Comprendre l’intersectionnalité

L’intersectionnalité est un cadre d’analyse qui permet de mieux comprendre la complexité du monde, les différentes oppressions qui perdurent et ses enchevêtrements avec le patriarcat. Cette compréhension permet ensuite de mieux saisir les différentes réalités, les inégalités qui subsistent et les obstacles à l’atteinte de l’égalité pour toutes les femmes.

L’analyse intersectionnelle vise à reconnaître les réalités et les oppressions des femmes qui vivent dans les marges et évite ainsi de se référer uniquement à la moyenne des femmes pour dresser des portraits, tirer des conclusions, définir des priorités ou établir des moyens d’action. L’intersectionnalité vise à rendre visibles et audibles les personnes et les situations qui ne le sont pas et à prendre en compte la diversité des expériences que peuvent vivre ces femmes. Ainsi, en plus du sexisme hérité du patriarcat, les femmes peuvent être confrontées à d’autres discriminations qui s’additionnent et s’enchevêtrent, spécialement celles basées sur le statut socioéconomique, le handicap, la race, l’orientation sexuelle, l’identité de genre, l’âge, etc. Parfois, ces discriminations empêcheront des femmes d’accéder aux services, programmes, études, emplois ou privilèges qui sont normalement accessibles pour la majorité d’entre nous. Ce sont ces barrières d’accessibilité, souvent insidieuses, que l’approche intersectionnelle vise à mettre en lumière et à faire tomber.

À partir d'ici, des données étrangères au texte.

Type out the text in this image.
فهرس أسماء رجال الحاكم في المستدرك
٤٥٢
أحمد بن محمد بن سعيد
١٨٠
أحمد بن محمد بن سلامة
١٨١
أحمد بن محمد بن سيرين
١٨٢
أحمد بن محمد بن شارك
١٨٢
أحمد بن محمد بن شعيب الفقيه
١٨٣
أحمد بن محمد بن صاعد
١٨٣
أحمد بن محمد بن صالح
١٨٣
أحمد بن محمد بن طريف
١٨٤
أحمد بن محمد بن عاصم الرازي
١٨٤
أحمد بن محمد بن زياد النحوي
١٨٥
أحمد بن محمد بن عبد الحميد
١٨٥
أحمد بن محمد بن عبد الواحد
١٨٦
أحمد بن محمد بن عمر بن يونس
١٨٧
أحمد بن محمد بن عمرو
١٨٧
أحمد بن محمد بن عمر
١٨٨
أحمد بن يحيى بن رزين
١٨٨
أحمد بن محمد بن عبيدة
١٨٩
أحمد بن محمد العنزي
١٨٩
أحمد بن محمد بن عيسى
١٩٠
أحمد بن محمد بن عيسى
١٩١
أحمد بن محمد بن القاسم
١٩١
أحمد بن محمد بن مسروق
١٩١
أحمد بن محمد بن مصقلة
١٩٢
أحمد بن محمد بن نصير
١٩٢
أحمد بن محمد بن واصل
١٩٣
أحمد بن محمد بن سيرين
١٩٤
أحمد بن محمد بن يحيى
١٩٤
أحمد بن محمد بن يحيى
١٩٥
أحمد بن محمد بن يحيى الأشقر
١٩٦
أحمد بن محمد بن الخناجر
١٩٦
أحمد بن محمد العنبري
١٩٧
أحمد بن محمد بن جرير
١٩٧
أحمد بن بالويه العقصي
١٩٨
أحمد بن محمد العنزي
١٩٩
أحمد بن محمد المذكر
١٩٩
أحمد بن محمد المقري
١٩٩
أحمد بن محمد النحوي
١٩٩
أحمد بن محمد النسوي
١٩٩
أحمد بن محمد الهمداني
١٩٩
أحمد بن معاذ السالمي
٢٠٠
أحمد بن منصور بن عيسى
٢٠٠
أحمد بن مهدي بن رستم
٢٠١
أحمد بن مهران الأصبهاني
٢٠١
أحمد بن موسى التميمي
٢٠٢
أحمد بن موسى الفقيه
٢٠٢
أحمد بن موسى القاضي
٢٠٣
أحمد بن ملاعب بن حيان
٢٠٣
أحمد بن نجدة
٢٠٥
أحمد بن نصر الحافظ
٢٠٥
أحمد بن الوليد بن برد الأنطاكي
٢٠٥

Un parallèle intéressant peut être fait entre la théorie économique du ruissellement (régulièrement mis de l’avant par les économistes néolibéraux) et le féminisme. Selon ces économistes, la création de la richesse, même lorsqu’elle est concentrée entre les mains d’un petit nombre, a un effet de ruissellement et finit par bénéficier à l’ensemble de la population. Or, comme le mentionne l’Institut de recherche et d’informations socioéconomiques (IRIS) : « La fameuse doctrine de l’économie de ruissellement (trickledown economics) ne fonctionne pas. Donner des avantages aux plus riches pour qu’ils redynamisent l’économie par leurs choix judicieux aurait été un échec sur plus de 30 ans. Il semblerait, au contraire, que c’est en misant sur l’augmentation des revenus des 20 % les plus pauvres qu’on parvient à avoir véritablement un effet positif sur la croissance, et ce, tant dans les sociétés en voie de développement que dans les économies avancées[1]. »

L’analogie de la théorie du ruissellement s’applique parfaitement au féminisme. Contrairement à ce qu’on pourrait affirmer, les avancées qui ont bénéficié aux femmes les mieux nanties ou même à la « femme moyenne » ne permettent pas nécessairement aux femmes dans les marges d’avancer elles aussi. Au contraire, une fois que certains droits ou privilèges sont considérés comme des acquis pour une majorité de femmes, les plus marginalisées, elles, doivent continuer à se battre seules, pour pouvoir accéder elles aussi à ces droits ou à ces privilèges.

À cet égard, la situation des femmes ayant un statut migratoire précaire est un exemple éloquent. Sur le marché du travail, ces femmes vont vivre davantage de violation de leurs droits (discrimination dans l’accès à l’emploi, non-respect des lois sur les normes du travail, harcèlement sexuel, etc.) que les autres femmes parce qu’elles sont femmes ET qu’elles ont un statut migratoire précaire. Alors que la majorité des femmes sont protégées par les lois et ont accès à des recours juridiques en cas de non-respect de celles-ci, pour différentes raisons, les femmes ayant un statut migratoire précaire y ont beaucoup moins accès.

En somme, appliquer l’intersectionnalité signifie non seulement de lutter pour l’égalité entre les hommes et les femmes, mais également de s’assurer de ne laisser aucune femme derrière en luttant également pour l’égalité des femmes entre elles.